Нет, в общем, она не дура. Здесь за столом нет дураков. Харли и Крис всегда скрупулезно вымеряют интеллектуальный потенциал гостей, устраивая прием. Уильям, ободрясь, смотрит на жену, и та улыбается ему в ответ, с заливным на вилке. Она устремляет свое внимание на Роланда Сайкса, молодого человека слева.
— Возможно, — говорит она, — и в грабежах есть благо.
Роналд Сайкс, посверкивая искусственной сединой своего бобрика, замечает, что в грабеже трудно усмотреть благо, разве что для воров.
— Некоторые мистики, — говорит Маргарет, — видят высшее благо в том, чтоб отрешиться от своего любимого достояния.
— Есть разница, однако, — отрешаетесь ли вы от него сами или вас грабят, — ловко находится Роланд. — Оставя в стороне высокоморальный аспект, с обыкновенной нравственной точки зрения грабеж является преступлением, тогда как добровольный отказ от собственности отнюдь не является.
Кузина Роланда, Аннабел Трис, пытается утешить соседа, Брайана Сьюзи, убеждая его, что воры, вломившиеся к нему в дом, умственно отсталые, наркоманы, и потому скорей достойны жалости, чем осуждения.
— Э-э, но они знали, что делают, — брюзжит Брайан. — Они могли, правда, и больше напакостить, знай они цену тому, чего не взяли. Кстати, оставили на стене Фрэнсиса Бэкона. Оставили гитару жены.
— Вот именно, именно, — подхватывает Аннабел. — Важно не то, что они взяли, а то, что оставили.
— Может, сообразили, что такую картину нелегко будет сбыть, — брюзжит Брайан. — И я нисколько не удивлюсь, если гитару они оставили из солидарности со своим поколением.
— Факт тот, что они умственно ограниченные, — говорит Аннабел. — Или, возможно, отсталые исторически.

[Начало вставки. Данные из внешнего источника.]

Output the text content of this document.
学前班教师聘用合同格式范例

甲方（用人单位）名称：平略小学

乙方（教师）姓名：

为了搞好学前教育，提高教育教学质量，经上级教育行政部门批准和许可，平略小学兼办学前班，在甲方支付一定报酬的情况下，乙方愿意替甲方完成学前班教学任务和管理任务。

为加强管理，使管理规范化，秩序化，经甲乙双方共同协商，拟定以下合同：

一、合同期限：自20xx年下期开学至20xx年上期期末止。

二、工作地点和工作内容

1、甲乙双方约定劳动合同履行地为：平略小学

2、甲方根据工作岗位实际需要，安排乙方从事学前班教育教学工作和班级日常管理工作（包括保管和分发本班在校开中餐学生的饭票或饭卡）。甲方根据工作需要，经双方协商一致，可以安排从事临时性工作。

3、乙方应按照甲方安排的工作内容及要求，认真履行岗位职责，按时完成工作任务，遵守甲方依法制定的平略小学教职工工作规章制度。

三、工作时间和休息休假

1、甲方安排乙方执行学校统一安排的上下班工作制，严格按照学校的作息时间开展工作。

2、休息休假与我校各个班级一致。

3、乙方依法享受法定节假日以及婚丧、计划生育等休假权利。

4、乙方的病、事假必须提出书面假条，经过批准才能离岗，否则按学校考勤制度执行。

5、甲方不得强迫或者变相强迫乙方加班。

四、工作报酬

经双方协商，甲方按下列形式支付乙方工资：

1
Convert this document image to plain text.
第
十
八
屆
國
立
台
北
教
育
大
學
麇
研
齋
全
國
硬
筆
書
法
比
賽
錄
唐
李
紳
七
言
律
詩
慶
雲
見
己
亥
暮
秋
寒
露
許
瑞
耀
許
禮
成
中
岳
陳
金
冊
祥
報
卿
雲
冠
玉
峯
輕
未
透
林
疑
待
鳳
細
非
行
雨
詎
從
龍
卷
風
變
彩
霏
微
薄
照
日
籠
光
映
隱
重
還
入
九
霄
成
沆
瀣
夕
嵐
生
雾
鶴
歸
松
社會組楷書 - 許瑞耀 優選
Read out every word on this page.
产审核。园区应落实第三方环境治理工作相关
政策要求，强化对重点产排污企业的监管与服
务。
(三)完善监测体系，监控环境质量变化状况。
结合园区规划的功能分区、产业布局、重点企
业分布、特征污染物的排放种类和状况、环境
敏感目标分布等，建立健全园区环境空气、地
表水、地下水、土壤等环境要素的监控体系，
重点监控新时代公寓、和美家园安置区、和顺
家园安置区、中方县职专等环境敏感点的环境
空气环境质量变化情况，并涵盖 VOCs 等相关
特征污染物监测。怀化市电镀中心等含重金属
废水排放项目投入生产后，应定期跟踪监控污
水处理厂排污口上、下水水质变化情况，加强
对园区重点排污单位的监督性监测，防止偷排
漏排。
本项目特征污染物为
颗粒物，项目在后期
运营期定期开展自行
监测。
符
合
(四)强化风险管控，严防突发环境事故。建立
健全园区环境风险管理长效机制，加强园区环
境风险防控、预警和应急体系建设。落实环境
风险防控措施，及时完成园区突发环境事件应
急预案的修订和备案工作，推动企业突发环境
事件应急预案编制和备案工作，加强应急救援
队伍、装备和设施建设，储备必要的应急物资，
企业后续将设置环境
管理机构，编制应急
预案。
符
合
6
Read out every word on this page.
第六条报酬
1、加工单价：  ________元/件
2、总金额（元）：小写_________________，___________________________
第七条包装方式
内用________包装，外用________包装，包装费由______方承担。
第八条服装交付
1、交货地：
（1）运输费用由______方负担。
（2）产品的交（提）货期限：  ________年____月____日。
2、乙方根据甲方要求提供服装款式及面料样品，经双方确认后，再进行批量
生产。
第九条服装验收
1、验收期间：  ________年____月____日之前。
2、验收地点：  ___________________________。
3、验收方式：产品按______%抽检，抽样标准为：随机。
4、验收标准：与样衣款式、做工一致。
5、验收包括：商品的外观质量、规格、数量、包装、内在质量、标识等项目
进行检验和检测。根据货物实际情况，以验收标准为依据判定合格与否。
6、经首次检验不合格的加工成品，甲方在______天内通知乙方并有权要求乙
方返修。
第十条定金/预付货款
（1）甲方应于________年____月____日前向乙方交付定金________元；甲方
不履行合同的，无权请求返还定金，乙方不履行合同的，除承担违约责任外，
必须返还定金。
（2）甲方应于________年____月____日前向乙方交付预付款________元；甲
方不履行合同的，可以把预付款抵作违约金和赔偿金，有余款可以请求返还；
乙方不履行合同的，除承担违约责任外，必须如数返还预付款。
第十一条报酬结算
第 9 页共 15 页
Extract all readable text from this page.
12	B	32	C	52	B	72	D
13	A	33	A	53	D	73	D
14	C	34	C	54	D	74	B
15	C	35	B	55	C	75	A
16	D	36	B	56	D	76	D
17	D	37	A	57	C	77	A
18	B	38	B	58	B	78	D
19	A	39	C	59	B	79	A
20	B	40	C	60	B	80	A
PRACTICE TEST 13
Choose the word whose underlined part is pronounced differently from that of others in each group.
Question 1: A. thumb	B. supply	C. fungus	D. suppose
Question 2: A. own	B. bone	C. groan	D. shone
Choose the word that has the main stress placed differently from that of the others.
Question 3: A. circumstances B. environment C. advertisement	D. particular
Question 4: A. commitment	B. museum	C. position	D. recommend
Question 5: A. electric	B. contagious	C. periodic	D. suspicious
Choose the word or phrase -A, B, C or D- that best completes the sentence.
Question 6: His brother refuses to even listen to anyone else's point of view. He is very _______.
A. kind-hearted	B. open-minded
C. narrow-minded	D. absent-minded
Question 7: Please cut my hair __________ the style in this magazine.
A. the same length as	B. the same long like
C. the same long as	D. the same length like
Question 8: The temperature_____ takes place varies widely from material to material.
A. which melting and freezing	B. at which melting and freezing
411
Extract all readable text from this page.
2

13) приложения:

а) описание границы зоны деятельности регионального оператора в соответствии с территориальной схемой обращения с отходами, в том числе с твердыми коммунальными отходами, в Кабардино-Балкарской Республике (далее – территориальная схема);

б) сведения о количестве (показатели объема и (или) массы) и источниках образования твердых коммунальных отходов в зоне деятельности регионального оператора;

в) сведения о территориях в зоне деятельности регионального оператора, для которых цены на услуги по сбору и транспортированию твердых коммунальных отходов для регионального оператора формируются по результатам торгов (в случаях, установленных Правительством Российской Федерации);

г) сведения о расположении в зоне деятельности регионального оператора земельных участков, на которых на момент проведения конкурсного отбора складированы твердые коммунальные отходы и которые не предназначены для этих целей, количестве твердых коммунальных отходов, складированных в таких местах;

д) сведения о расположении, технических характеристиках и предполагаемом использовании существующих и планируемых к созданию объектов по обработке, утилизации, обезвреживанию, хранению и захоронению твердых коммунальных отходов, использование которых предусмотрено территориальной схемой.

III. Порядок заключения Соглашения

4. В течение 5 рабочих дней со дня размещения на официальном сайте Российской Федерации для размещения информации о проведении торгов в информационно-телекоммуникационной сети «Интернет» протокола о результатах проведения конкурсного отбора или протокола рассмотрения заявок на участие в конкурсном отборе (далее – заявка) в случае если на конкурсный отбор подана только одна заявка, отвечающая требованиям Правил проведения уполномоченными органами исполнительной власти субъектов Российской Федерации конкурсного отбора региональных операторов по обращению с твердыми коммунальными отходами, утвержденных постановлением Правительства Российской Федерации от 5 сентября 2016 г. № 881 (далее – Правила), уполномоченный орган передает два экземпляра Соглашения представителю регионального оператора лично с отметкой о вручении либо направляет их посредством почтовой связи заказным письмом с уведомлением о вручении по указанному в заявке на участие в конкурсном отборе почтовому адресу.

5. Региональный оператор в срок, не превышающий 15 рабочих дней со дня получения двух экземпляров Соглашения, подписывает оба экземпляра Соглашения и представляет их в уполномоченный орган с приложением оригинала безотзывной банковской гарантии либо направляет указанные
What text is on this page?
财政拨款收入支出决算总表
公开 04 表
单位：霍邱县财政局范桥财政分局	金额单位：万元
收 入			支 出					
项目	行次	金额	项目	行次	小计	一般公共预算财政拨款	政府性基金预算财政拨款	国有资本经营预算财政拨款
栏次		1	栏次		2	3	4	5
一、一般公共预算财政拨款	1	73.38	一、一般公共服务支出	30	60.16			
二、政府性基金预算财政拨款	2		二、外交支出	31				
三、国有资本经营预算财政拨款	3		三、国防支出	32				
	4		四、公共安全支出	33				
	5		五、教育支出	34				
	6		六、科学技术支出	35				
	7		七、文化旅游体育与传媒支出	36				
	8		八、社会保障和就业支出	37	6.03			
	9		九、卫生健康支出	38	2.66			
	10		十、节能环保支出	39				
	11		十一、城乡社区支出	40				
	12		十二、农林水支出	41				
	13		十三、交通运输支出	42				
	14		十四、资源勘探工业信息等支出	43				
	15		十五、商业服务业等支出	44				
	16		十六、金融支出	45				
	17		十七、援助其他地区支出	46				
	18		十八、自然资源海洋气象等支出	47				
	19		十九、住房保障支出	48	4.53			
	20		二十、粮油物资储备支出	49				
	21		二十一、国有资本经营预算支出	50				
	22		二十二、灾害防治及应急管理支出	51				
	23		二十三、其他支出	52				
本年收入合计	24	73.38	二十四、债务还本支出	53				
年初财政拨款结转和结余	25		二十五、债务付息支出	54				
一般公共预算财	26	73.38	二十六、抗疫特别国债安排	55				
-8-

Брайан Сьюзи в недоумении. Аннабел, ассистент режиссера на телевидении, увлекается философией и психологией, отдает им массу свободного времени. И даже вывела теорию, согласно которой каждый человек психологически соответствует определенной эпохе. «Кто-то, — просвещает она Брайана, — соответствует восемнадцатому веку, кто-то двенадцатому. Всем психиатрам следовало бы изучать историю. Большинство пациентов исторически отсталые, застряли в своей эпохе, не могут отвечать на вызовы современности и мириться с ее обычаями».